Last night I was going through the final steps in baking my first successful sourdough without using a loaf pan (I'd tried once before, with so-so results), and the second-to-last proofing step, after two turns of the dough, required that I wait 4-5 hours for the dough to double in volume (from 2 cups to a full quart). It did, and then some. It actually exploded out of the plastic wrap that I'd put over the container.



I was delighted! The yeast was working overtime. This is a far cry from days of old, when my dough would barely inflate. The secret, I believe, is my proofing box (created from instructions in Ed Wood's book "Classic Sourdoughs"). In this box, the climate is always perfect for yeast to happily work away and be their most productive. This is particularly important for me, living in Seattle, where it rarely goes above 80°F even in the summer (as I'm typing this, it's around 63°F). Some bakers may need to worry about overheating, but not me. My concern is about getting it warm enough so that the yeast will be their most active. This might also be why performance from commercial yeast was lackluster in my kitchen; who knows how well my dough might have risen if only I'd had a proofing box during those attempts, where I could keep the temperature at a steady 80°F all the time?

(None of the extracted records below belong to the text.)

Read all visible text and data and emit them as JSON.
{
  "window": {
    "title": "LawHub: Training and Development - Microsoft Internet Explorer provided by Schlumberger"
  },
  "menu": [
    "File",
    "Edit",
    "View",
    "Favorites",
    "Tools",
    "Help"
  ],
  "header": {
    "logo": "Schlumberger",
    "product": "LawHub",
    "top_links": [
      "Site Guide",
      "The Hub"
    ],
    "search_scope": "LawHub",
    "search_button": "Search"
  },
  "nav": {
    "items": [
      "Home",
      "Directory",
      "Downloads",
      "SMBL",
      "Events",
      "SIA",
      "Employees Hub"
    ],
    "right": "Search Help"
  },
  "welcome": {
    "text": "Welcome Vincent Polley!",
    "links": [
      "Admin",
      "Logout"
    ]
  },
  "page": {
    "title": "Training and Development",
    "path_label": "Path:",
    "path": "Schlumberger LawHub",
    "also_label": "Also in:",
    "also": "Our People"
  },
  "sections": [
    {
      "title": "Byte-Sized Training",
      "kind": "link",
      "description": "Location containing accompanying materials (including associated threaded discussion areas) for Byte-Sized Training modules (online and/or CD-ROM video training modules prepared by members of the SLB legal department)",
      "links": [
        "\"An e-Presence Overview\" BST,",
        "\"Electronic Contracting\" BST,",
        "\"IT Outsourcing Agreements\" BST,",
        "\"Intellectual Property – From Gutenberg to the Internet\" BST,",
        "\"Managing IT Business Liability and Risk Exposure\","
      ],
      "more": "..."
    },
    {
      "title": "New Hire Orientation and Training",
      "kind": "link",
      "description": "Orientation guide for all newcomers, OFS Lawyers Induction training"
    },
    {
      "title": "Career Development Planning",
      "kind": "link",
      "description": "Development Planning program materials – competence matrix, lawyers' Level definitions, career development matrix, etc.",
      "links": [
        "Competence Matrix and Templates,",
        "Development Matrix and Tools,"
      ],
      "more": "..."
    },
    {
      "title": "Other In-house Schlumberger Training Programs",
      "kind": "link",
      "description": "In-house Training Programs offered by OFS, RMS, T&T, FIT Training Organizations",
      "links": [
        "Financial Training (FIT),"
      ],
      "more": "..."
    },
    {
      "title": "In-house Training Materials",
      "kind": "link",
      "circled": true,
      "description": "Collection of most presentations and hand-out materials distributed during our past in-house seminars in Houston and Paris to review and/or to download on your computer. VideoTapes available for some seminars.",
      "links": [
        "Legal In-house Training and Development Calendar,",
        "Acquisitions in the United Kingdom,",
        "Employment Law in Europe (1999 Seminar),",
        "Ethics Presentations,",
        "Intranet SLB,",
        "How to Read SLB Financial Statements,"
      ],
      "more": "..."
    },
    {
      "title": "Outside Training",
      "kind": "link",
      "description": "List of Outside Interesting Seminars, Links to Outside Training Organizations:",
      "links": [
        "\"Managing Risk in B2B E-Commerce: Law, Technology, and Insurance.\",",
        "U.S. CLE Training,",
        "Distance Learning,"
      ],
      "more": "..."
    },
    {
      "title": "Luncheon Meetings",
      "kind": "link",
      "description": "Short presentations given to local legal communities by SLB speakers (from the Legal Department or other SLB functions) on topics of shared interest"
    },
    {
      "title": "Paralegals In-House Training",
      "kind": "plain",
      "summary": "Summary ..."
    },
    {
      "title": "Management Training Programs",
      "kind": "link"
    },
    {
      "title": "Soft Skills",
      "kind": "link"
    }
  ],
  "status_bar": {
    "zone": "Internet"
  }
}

I took the dough above and finished making the sourdough loaf (as per instructions from Rose Levy Beranbaum's "The Bread Bible"), and it turned out beautifully. Not perfect -- I still have a ways to go -- but still beautiful to me.



Unfortunately while my baking skills have improved my camera skills haven't -- I couldn't get a good shot of the crumb (with lovely holes) and this was the best I could do, even with Photoshop's help. What these photos don't show is how soft and creamy the interior is -- even now I'm daydreaming of spreading some butter on a thick slice, or noshing on a big sandwich bookended with this bread.